The rolling()
method would have to be applied to the DataFrame grouped by Collaborator to obtain the mean sale price of every collaborator in the previous month.
Because the data would be grouped by and summarised, the number of data points would not match the original dataset, thus not allowing you to easily append the result to the original dataset.
If you use a DatetimeIndex in your DataFrame it will be considered a time series and then you can resample() the data more easily.

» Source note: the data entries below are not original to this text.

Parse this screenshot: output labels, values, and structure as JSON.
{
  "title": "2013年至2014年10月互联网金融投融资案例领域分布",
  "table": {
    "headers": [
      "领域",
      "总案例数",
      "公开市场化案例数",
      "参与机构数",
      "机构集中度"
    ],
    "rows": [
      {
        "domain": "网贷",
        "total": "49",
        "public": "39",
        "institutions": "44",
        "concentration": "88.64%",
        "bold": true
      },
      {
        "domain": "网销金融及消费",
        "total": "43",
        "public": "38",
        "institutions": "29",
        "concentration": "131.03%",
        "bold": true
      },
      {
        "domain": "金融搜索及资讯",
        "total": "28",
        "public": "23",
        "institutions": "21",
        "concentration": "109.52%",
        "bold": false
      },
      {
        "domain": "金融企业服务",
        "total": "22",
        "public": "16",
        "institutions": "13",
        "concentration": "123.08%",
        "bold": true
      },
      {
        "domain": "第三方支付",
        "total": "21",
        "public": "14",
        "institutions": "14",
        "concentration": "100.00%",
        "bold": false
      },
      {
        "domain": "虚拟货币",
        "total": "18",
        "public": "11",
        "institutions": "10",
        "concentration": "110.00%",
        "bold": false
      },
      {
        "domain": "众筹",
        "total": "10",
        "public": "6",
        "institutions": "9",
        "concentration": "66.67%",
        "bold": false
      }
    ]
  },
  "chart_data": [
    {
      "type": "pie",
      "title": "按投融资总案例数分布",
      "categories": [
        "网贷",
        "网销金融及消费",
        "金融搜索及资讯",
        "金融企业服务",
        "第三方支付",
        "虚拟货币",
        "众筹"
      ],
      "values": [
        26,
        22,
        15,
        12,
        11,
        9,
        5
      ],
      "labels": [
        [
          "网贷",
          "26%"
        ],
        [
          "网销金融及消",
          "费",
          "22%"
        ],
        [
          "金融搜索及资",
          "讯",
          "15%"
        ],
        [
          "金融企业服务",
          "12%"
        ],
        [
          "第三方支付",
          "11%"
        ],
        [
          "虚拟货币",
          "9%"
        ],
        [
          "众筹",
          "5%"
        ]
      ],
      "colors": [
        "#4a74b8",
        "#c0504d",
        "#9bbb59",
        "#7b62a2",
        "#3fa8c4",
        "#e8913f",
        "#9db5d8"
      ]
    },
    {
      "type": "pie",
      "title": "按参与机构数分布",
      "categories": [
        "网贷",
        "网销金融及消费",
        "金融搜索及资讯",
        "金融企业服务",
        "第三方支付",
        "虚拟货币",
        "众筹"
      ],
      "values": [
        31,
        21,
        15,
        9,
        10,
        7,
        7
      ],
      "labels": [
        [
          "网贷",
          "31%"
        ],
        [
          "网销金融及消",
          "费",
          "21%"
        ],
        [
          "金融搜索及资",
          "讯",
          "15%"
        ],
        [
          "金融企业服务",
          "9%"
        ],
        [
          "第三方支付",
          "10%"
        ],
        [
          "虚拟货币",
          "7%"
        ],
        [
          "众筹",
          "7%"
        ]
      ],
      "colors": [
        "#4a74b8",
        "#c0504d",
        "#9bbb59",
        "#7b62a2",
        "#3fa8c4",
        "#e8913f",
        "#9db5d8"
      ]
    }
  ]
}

I have produced a replicable solution below, based on your initial question in which I resample the data and append the last month's mean to it. Thanks to @akilat90 for the function to generate random dates within a range.
import pandas as pd
import numpy as np
def random_dates(start, end, n=10):
# Function copied from @akilat90
# Available on https://stackoverflow.com/questions/50559078/generating-random-dates-within-a-given-range-in-pandas
start_u = pd.to_datetime(start).value//10**9
end_u = pd.to_datetime(end).value//10**9
return pd.to_datetime(np.random.randint(start_u, end_u, n), unit='s')
size = 1000
index = random_dates(start='2021-01-01', end='2021-06-30', n=size).sort_values()
collaborators = np.random.randint(low=1, high=4, size=size)
prices = np.random.uniform(low=5., high=25., size=size)
data = pd.DataFrame({'Collaborator': collaborators,
'Price': prices}, index=index)
monthly_mean = data.groupby('Collaborator').resample('M')['Price'].mean()
data_final = pd.merge(data, monthly_mean, how='left', left_on=['Collaborator', data.index.month],
right_on=[monthly_mean.index.get_level_values('Collaborator'), monthly_mean.index.get_level_values(1).month + 1])
data_final.index = data.index
data_final = data_final.drop('key_1', axis=1)
data_final.columns = ['Collaborator', 'Price', 'LastMonthMean']
This is the output:
Collaborator Price LastMonthMean
2021-01-31 04:26:16 2 21.838910 NaN
2021-01-31 05:33:04 2 19.164086 NaN
2021-01-31 12:32:44 2 24.949444 NaN
2021-01-31 12:58:02 2 8.907224 NaN
2021-01-31 14:43:07 1 7.446839 NaN
2021-01-31 18:38:11 3 6.565208 NaN
2021-02-01 00:08:25 2 24.520149 15.230642
2021-02-01 09:25:54 2 20.614261 15.230642
2021-02-01 09:59:48 2 10.879633 15.230642
2021-02-02 10:12:51 1 22.134549 14.180087
2021-02-02 17:22:18 2 24.469944 15.230642
As you can see, the records in January 2021, the first month in this time series, do not have a valid Last Month Mean, unlike the records in February.